My catalyst of change is personal to me. My challenges and struggles are equally personal; however, I came to a position in my life where change was necessary. Otherwise, I would either remain in motion (or at rest) until an unbalanced source beyond my control came along and made changes for me.
What kind of life is that?

I used to wonder when it was my turn to have the life I wanted. This was more than a question, it was more like a constant burden. At no point did I activate any of my ideas or allow myself the motion to put my plans into action.

There are people who I have met that wish for more; but yet, they stay as they are. They honor their excuses over their passions.
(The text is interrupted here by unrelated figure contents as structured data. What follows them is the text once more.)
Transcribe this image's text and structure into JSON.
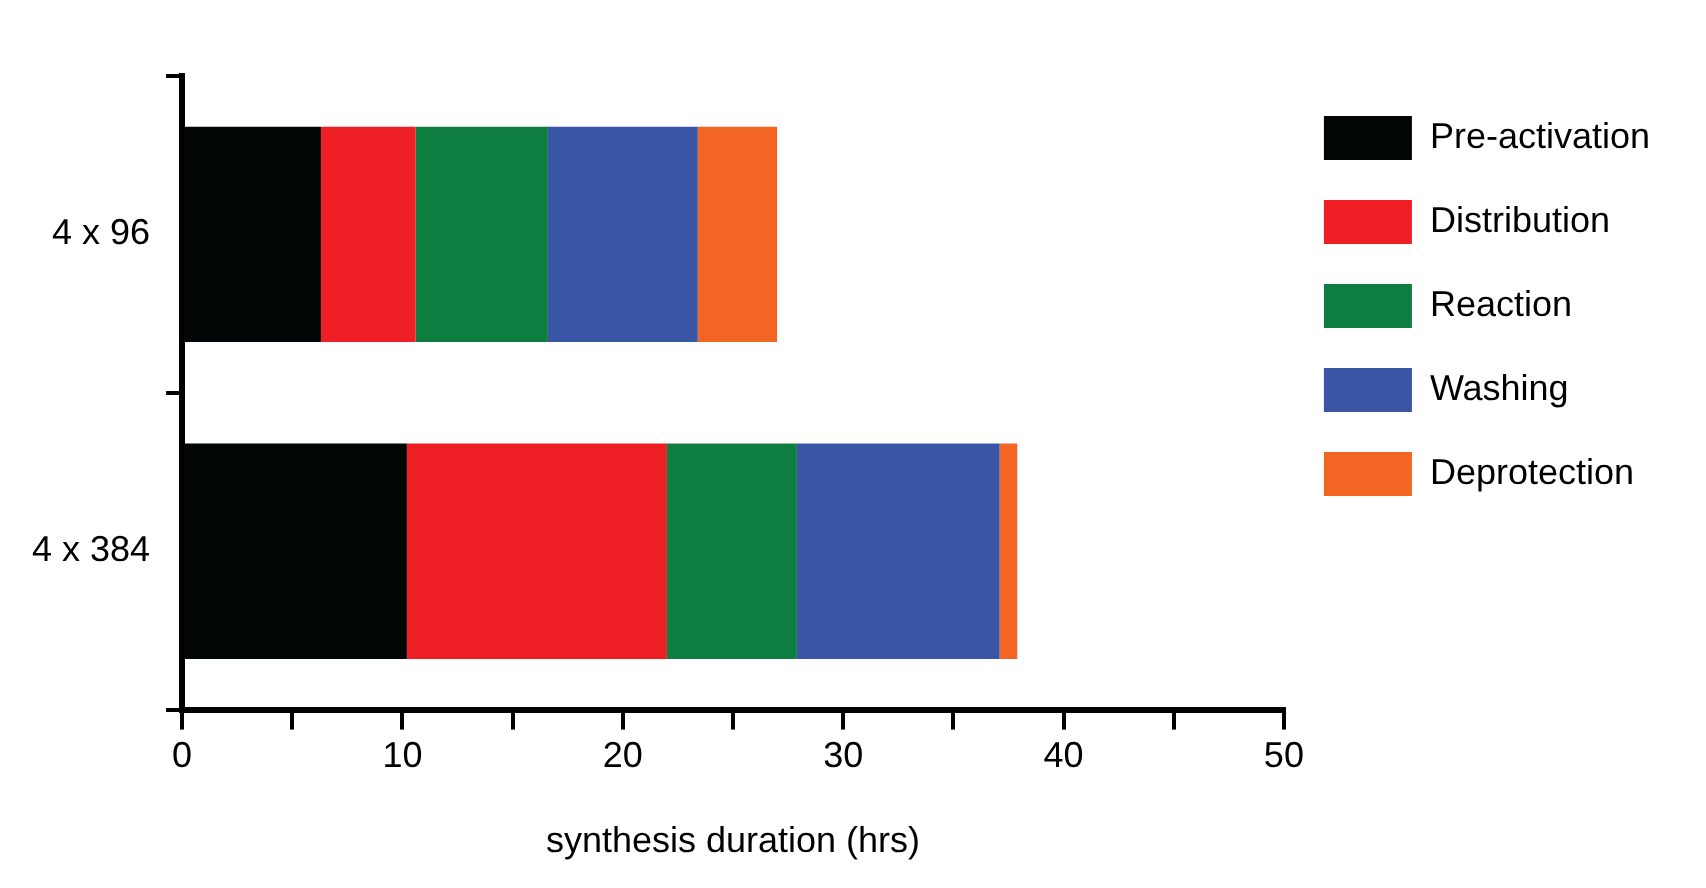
{
  "chart_data": {
    "type": "bar",
    "orientation": "horizontal",
    "stacked": true,
    "xlabel": "synthesis duration (hrs)",
    "categories": [
      "4 x 96",
      "4 x 384"
    ],
    "series": [
      {
        "name": "Pre-activation",
        "color": "#030607",
        "values": [
          6.3,
          10.2
        ]
      },
      {
        "name": "Distribution",
        "color": "#ed1f24",
        "values": [
          4.3,
          11.8
        ]
      },
      {
        "name": "Reaction",
        "color": "#0e7e40",
        "values": [
          6.0,
          5.9
        ]
      },
      {
        "name": "Washing",
        "color": "#3a55a5",
        "values": [
          6.8,
          9.2
        ]
      },
      {
        "name": "Deprotection",
        "color": "#f26522",
        "values": [
          3.6,
          0.8
        ]
      }
    ],
    "xlim": [
      0,
      50
    ],
    "xticks": [
      0,
      {
        "value": 5,
        "label": null
      },
      10,
      {
        "value": 15,
        "label": null
      },
      20,
      {
        "value": 25,
        "label": null
      },
      30,
      {
        "value": 35,
        "label": null
      },
      40,
      {
        "value": 45,
        "label": null
      },
      50
    ],
    "grid": false,
    "legend": "right"
  }
}
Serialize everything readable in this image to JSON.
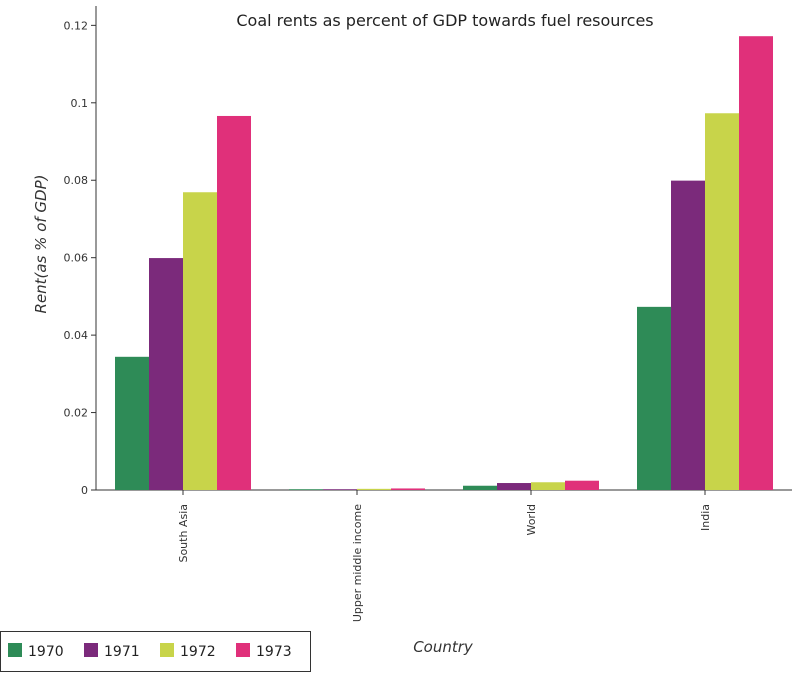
{
  "chart_data": {
    "type": "bar",
    "title": "Coal rents as percent of GDP towards fuel resources",
    "xlabel": "Country",
    "ylabel": "Rent(as % of GDP)",
    "categories": [
      "South Asia",
      "Upper middle income",
      "World",
      "India"
    ],
    "series": [
      {
        "name": "1970",
        "color": "#2e8b57",
        "values": [
          0.0344,
          0.0002,
          0.0011,
          0.0473
        ]
      },
      {
        "name": "1971",
        "color": "#7b2a7b",
        "values": [
          0.0599,
          0.0002,
          0.0018,
          0.0799
        ]
      },
      {
        "name": "1972",
        "color": "#c8d44a",
        "values": [
          0.0769,
          0.0003,
          0.002,
          0.0973
        ]
      },
      {
        "name": "1973",
        "color": "#e0307a",
        "values": [
          0.0966,
          0.0004,
          0.0024,
          0.1172
        ]
      }
    ],
    "ylim": [
      0,
      0.125
    ],
    "yticks": [
      0,
      0.02,
      0.04,
      0.06,
      0.08,
      0.1,
      0.12
    ],
    "ytick_labels": [
      "0",
      "0.02",
      "0.04",
      "0.06",
      "0.08",
      "0.1",
      "0.12"
    ],
    "legend_placement": "bottom-left",
    "grid": false
  }
}
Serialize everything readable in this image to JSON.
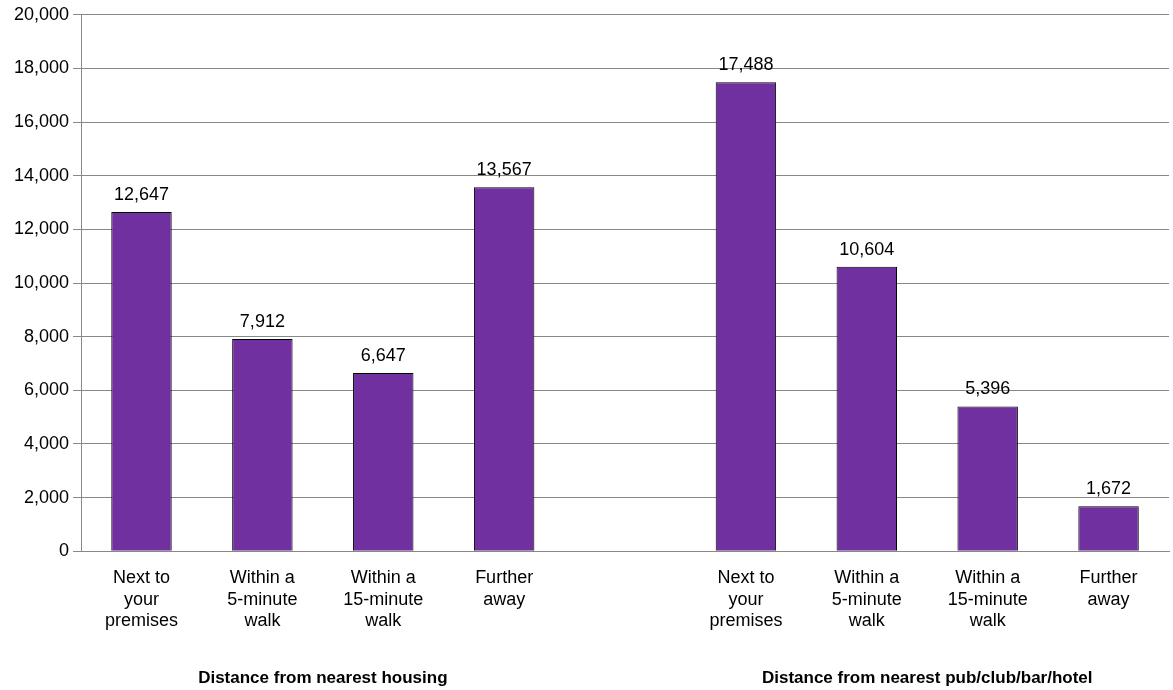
{
  "chart_data": {
    "type": "bar",
    "categories": [
      "Next to your premises",
      "Within a 5-minute walk",
      "Within a 15-minute walk",
      "Further away",
      null,
      "Next to your premises",
      "Within a 5-minute walk",
      "Within a 15-minute walk",
      "Further away"
    ],
    "values": [
      12647,
      7912,
      6647,
      13567,
      null,
      17488,
      10604,
      5396,
      1672
    ],
    "color": "#7030a0",
    "value_labels": [
      "12,647",
      "7,912",
      "6,647",
      "13,567",
      null,
      "17,488",
      "10,604",
      "5,396",
      "1,672"
    ],
    "ylim": [
      0,
      20000
    ],
    "yticks": [
      0,
      {
        "value": 2000,
        "label": "2,000"
      },
      {
        "value": 4000,
        "label": "4,000"
      },
      {
        "value": 6000,
        "label": "6,000"
      },
      {
        "value": 8000,
        "label": "8,000"
      },
      {
        "value": 10000,
        "label": "10,000"
      },
      {
        "value": 12000,
        "label": "12,000"
      },
      {
        "value": 14000,
        "label": "14,000"
      },
      {
        "value": 16000,
        "label": "16,000"
      },
      {
        "value": 18000,
        "label": "18,000"
      },
      {
        "value": 20000,
        "label": "20,000"
      }
    ],
    "grid": "y",
    "annotations": [
      "Distance from nearest housing",
      "Distance from nearest pub/club/bar/hotel"
    ]
  }
}
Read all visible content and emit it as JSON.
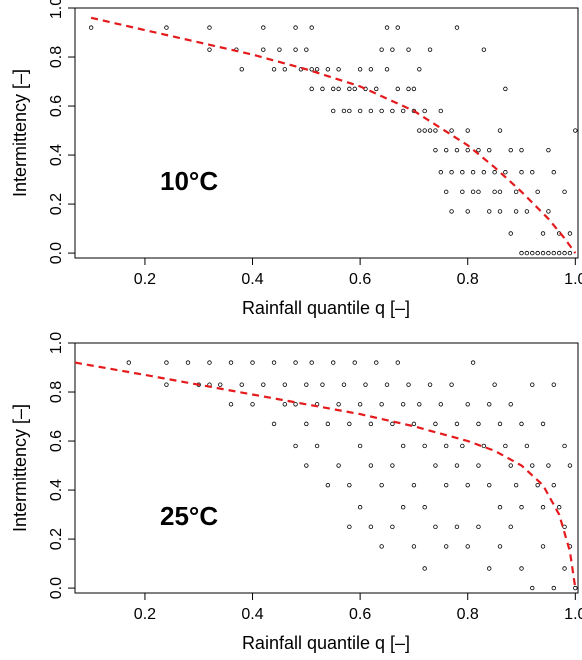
{
  "chart_data": [
    {
      "type": "scatter",
      "xlabel": "Rainfall quantile q [–]",
      "ylabel": "Intermittency [–]",
      "annotation": "10°C",
      "xlim": [
        0.07,
        1.005
      ],
      "ylim": [
        -0.02,
        1.0
      ],
      "xticks": [
        "0.2",
        "0.4",
        "0.6",
        "0.8",
        "1.0"
      ],
      "yticks": [
        "0.0",
        "0.2",
        "0.4",
        "0.6",
        "0.8",
        "1.0"
      ],
      "grid": false,
      "fit_color": "#e41a1c",
      "fit_curve": {
        "x": [
          0.1,
          0.2,
          0.3,
          0.4,
          0.5,
          0.6,
          0.7,
          0.8,
          0.85,
          0.9,
          0.95,
          0.98,
          1.0
        ],
        "y": [
          0.96,
          0.91,
          0.86,
          0.81,
          0.75,
          0.68,
          0.58,
          0.44,
          0.35,
          0.25,
          0.14,
          0.06,
          0.0
        ]
      },
      "points": {
        "x": [
          0.1,
          0.24,
          0.32,
          0.32,
          0.37,
          0.38,
          0.42,
          0.42,
          0.44,
          0.45,
          0.46,
          0.48,
          0.48,
          0.49,
          0.5,
          0.51,
          0.51,
          0.51,
          0.52,
          0.53,
          0.54,
          0.55,
          0.55,
          0.56,
          0.56,
          0.57,
          0.58,
          0.58,
          0.59,
          0.6,
          0.6,
          0.61,
          0.62,
          0.62,
          0.63,
          0.64,
          0.64,
          0.65,
          0.65,
          0.66,
          0.66,
          0.67,
          0.67,
          0.68,
          0.69,
          0.69,
          0.7,
          0.7,
          0.71,
          0.71,
          0.72,
          0.72,
          0.73,
          0.73,
          0.74,
          0.74,
          0.75,
          0.75,
          0.76,
          0.76,
          0.77,
          0.77,
          0.77,
          0.78,
          0.78,
          0.79,
          0.79,
          0.8,
          0.8,
          0.8,
          0.81,
          0.81,
          0.82,
          0.82,
          0.83,
          0.83,
          0.84,
          0.84,
          0.85,
          0.85,
          0.86,
          0.86,
          0.86,
          0.87,
          0.87,
          0.88,
          0.88,
          0.89,
          0.89,
          0.9,
          0.9,
          0.9,
          0.91,
          0.91,
          0.92,
          0.92,
          0.93,
          0.93,
          0.94,
          0.94,
          0.95,
          0.95,
          0.95,
          0.96,
          0.96,
          0.97,
          0.97,
          0.98,
          0.98,
          0.99,
          0.99,
          1.0
        ],
        "y": [
          0.92,
          0.92,
          0.92,
          0.83,
          0.83,
          0.75,
          0.92,
          0.83,
          0.75,
          0.83,
          0.75,
          0.92,
          0.83,
          0.75,
          0.83,
          0.92,
          0.75,
          0.67,
          0.75,
          0.67,
          0.75,
          0.67,
          0.58,
          0.75,
          0.67,
          0.58,
          0.67,
          0.58,
          0.67,
          0.75,
          0.58,
          0.67,
          0.58,
          0.75,
          0.67,
          0.83,
          0.58,
          0.92,
          0.75,
          0.83,
          0.58,
          0.92,
          0.67,
          0.58,
          0.67,
          0.83,
          0.67,
          0.58,
          0.75,
          0.5,
          0.58,
          0.5,
          0.83,
          0.5,
          0.5,
          0.42,
          0.58,
          0.33,
          0.42,
          0.25,
          0.5,
          0.33,
          0.17,
          0.42,
          0.92,
          0.25,
          0.33,
          0.42,
          0.5,
          0.17,
          0.25,
          0.33,
          0.42,
          0.25,
          0.83,
          0.33,
          0.17,
          0.42,
          0.25,
          0.33,
          0.5,
          0.17,
          0.25,
          0.67,
          0.33,
          0.42,
          0.08,
          0.25,
          0.17,
          0.33,
          0.42,
          0.0,
          0.17,
          0.0,
          0.33,
          0.0,
          0.25,
          0.0,
          0.08,
          0.0,
          0.42,
          0.17,
          0.0,
          0.33,
          0.0,
          0.08,
          0.0,
          0.25,
          0.0,
          0.08,
          0.0,
          0.5
        ]
      }
    },
    {
      "type": "scatter",
      "xlabel": "Rainfall quantile q [–]",
      "ylabel": "Intermittency [–]",
      "annotation": "25°C",
      "xlim": [
        0.07,
        1.005
      ],
      "ylim": [
        -0.02,
        1.0
      ],
      "xticks": [
        "0.2",
        "0.4",
        "0.6",
        "0.8",
        "1.0"
      ],
      "yticks": [
        "0.0",
        "0.2",
        "0.4",
        "0.6",
        "0.8",
        "1.0"
      ],
      "grid": false,
      "fit_color": "#e41a1c",
      "fit_curve": {
        "x": [
          0.07,
          0.2,
          0.3,
          0.4,
          0.5,
          0.6,
          0.7,
          0.8,
          0.85,
          0.9,
          0.94,
          0.97,
          0.99,
          1.0
        ],
        "y": [
          0.92,
          0.87,
          0.83,
          0.79,
          0.75,
          0.71,
          0.66,
          0.6,
          0.56,
          0.5,
          0.42,
          0.3,
          0.15,
          0.0
        ]
      },
      "points": {
        "x": [
          0.17,
          0.24,
          0.24,
          0.28,
          0.3,
          0.32,
          0.32,
          0.34,
          0.36,
          0.36,
          0.38,
          0.4,
          0.4,
          0.42,
          0.44,
          0.44,
          0.46,
          0.46,
          0.48,
          0.48,
          0.48,
          0.5,
          0.5,
          0.5,
          0.51,
          0.52,
          0.52,
          0.53,
          0.54,
          0.54,
          0.55,
          0.56,
          0.56,
          0.57,
          0.58,
          0.58,
          0.58,
          0.59,
          0.6,
          0.6,
          0.6,
          0.61,
          0.62,
          0.62,
          0.62,
          0.63,
          0.64,
          0.64,
          0.64,
          0.65,
          0.66,
          0.66,
          0.66,
          0.67,
          0.68,
          0.68,
          0.68,
          0.69,
          0.7,
          0.7,
          0.7,
          0.71,
          0.72,
          0.72,
          0.72,
          0.73,
          0.74,
          0.74,
          0.74,
          0.75,
          0.76,
          0.76,
          0.76,
          0.77,
          0.78,
          0.78,
          0.78,
          0.79,
          0.8,
          0.8,
          0.8,
          0.81,
          0.82,
          0.82,
          0.82,
          0.83,
          0.84,
          0.84,
          0.84,
          0.85,
          0.86,
          0.86,
          0.86,
          0.87,
          0.88,
          0.88,
          0.88,
          0.89,
          0.9,
          0.9,
          0.9,
          0.91,
          0.92,
          0.92,
          0.92,
          0.93,
          0.94,
          0.94,
          0.94,
          0.95,
          0.96,
          0.96,
          0.96,
          0.97,
          0.98,
          0.98,
          0.98,
          0.99,
          0.99,
          1.0
        ],
        "y": [
          0.92,
          0.92,
          0.83,
          0.92,
          0.83,
          0.92,
          0.83,
          0.83,
          0.92,
          0.75,
          0.83,
          0.92,
          0.75,
          0.83,
          0.92,
          0.67,
          0.83,
          0.75,
          0.92,
          0.75,
          0.58,
          0.83,
          0.67,
          0.5,
          0.92,
          0.75,
          0.58,
          0.83,
          0.67,
          0.42,
          0.92,
          0.75,
          0.5,
          0.83,
          0.67,
          0.42,
          0.25,
          0.92,
          0.75,
          0.58,
          0.33,
          0.83,
          0.67,
          0.5,
          0.25,
          0.92,
          0.75,
          0.42,
          0.17,
          0.83,
          0.67,
          0.5,
          0.25,
          0.92,
          0.75,
          0.58,
          0.33,
          0.83,
          0.67,
          0.42,
          0.17,
          0.75,
          0.58,
          0.33,
          0.08,
          0.83,
          0.67,
          0.5,
          0.25,
          0.75,
          0.58,
          0.42,
          0.17,
          0.83,
          0.67,
          0.5,
          0.25,
          0.58,
          0.75,
          0.42,
          0.17,
          0.92,
          0.67,
          0.5,
          0.25,
          0.58,
          0.75,
          0.42,
          0.08,
          0.83,
          0.67,
          0.33,
          0.17,
          0.58,
          0.75,
          0.5,
          0.25,
          0.42,
          0.67,
          0.33,
          0.08,
          0.58,
          0.83,
          0.5,
          0.0,
          0.42,
          0.67,
          0.33,
          0.17,
          0.5,
          0.83,
          0.42,
          0.0,
          0.33,
          0.58,
          0.25,
          0.08,
          0.5,
          0.17,
          0.0
        ]
      }
    }
  ]
}
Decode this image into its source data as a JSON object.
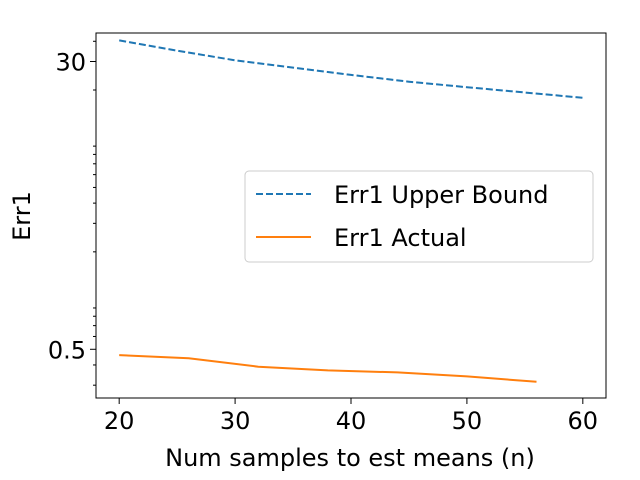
{
  "chart_data": {
    "type": "line",
    "xlabel": "Num samples to est means (n)",
    "ylabel": "Err1",
    "yscale": "log",
    "xlim": [
      18,
      62
    ],
    "ylim": [
      0.25,
      45
    ],
    "xticks": [
      20,
      30,
      40,
      50,
      60
    ],
    "yticks": [
      0.5,
      30
    ],
    "grid": false,
    "legend_position": "center-right",
    "series": [
      {
        "name": "Err1 Upper Bound",
        "style": "dashed",
        "color": "#1f77b4",
        "x": [
          20,
          25,
          30,
          35,
          40,
          45,
          50,
          55,
          60
        ],
        "y": [
          40.5,
          35.0,
          30.5,
          27.5,
          24.8,
          22.5,
          20.8,
          19.3,
          17.9
        ]
      },
      {
        "name": "Err1 Actual",
        "style": "solid",
        "color": "#ff7f0e",
        "x": [
          20,
          26,
          32,
          38,
          44,
          50,
          56
        ],
        "y": [
          0.46,
          0.44,
          0.39,
          0.37,
          0.36,
          0.34,
          0.315
        ]
      }
    ]
  }
}
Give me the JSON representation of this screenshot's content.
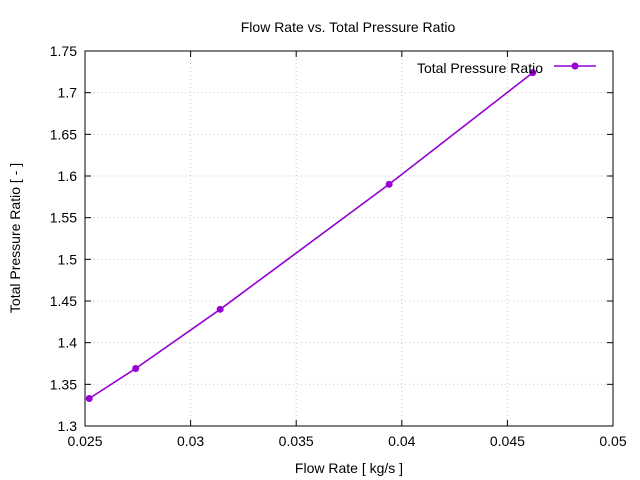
{
  "chart_data": {
    "type": "line",
    "title": "Flow Rate vs. Total Pressure Ratio",
    "xlabel": "Flow Rate [ kg/s ]",
    "ylabel": "Total Pressure Ratio [ - ]",
    "xlim": [
      0.025,
      0.05
    ],
    "ylim": [
      1.3,
      1.75
    ],
    "xticks": [
      0.025,
      0.03,
      0.035,
      0.04,
      0.045,
      0.05
    ],
    "xtick_labels": [
      "0.025",
      "0.03",
      "0.035",
      "0.04",
      "0.045",
      "0.05"
    ],
    "yticks": [
      1.3,
      1.35,
      1.4,
      1.45,
      1.5,
      1.55,
      1.6,
      1.65,
      1.7,
      1.75
    ],
    "ytick_labels": [
      "1.3",
      "1.35",
      "1.4",
      "1.45",
      "1.5",
      "1.55",
      "1.6",
      "1.65",
      "1.7",
      "1.75"
    ],
    "grid": true,
    "legend_position": "top-right",
    "series": [
      {
        "name": "Total Pressure Ratio",
        "color": "#9400d3",
        "x": [
          0.0252,
          0.0274,
          0.0314,
          0.0394,
          0.0462
        ],
        "y": [
          1.333,
          1.369,
          1.44,
          1.59,
          1.724
        ]
      }
    ]
  }
}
They hold their insecurities tighter than their desires and one by one, they watch their dreams crumble like wasted paper.
This was me.

There is a word we use and we use this word often.
This is a simple one too.
The word is “When.”

When, as in what time will something happen.
Everything we do is circled around that word.

When are we gonna do something differently?
Or when is something different going to happen?

And there’s that inner voice we hear too.
When is it gonna be my turn?
When am I gonna get a break?

Or —

When does life get better?
When will I stop doing the same things and expect different results?
Or better yet, when am I going to stop asking myself the same questions?


Life changes the minute we stop waiting for things to happen. At all points, we are always the square root to our own equation. There are only so many things that we can control. We cannot control outcomes. We cannot control who goes or stays. We can’t control the weather or the world as it turns. At this point, all we can do here on Project Earth is contribute to our efforts. Everything else is non negotiable. However, efforts create changes.  

Rather than depend upon the unbalanced force, we empower ourselves to be the change.
We can ask ourselves, “Is this what we want?”
If the answer is no, then we have the right to improve.
This way, if we encounter an unbalanced force, at least now we can accept the laws of inertia and move in a better direction than if we were left unprepared (or beaten).

Rather than existing, the goal is “Living.”
This is when our “When” moments become “Now.”

In my case, I had to stop the excuse machine. I had to put away the old patterns of thinking and let go of my old self. There was no point holding onto my doubts. I had to give myself the permission to try. Above all, I earned the right to succeed or fail. I earned the right to try, which is why I am here now, reaching out to you.

I came to supplication with myself. I decided that I never wanted to be on the weak side of a statistic. I never wanted to be something that did not empower me or urge me to improve.
I chose to change and yes, there were challenges.
But I earned what I have. I earned the right to improve, to better myself; but more, I earned the right to act “Now” instead of depending on “When.” Fail or succeed, I am no longer at the mercy of a life that’s left in a waiting room.

It’s amazing to me. A friend of mine asked me what my biggest setback was when I started this journey. I laughed about a critic who slammed me in a review. This was years ago and I can still see the wording in my head as I read this from a computer screen. I was crushed.
“So, what’d you do,” asked my friend.

“I kept writing,” I said.
“Because nothing else was in my control.”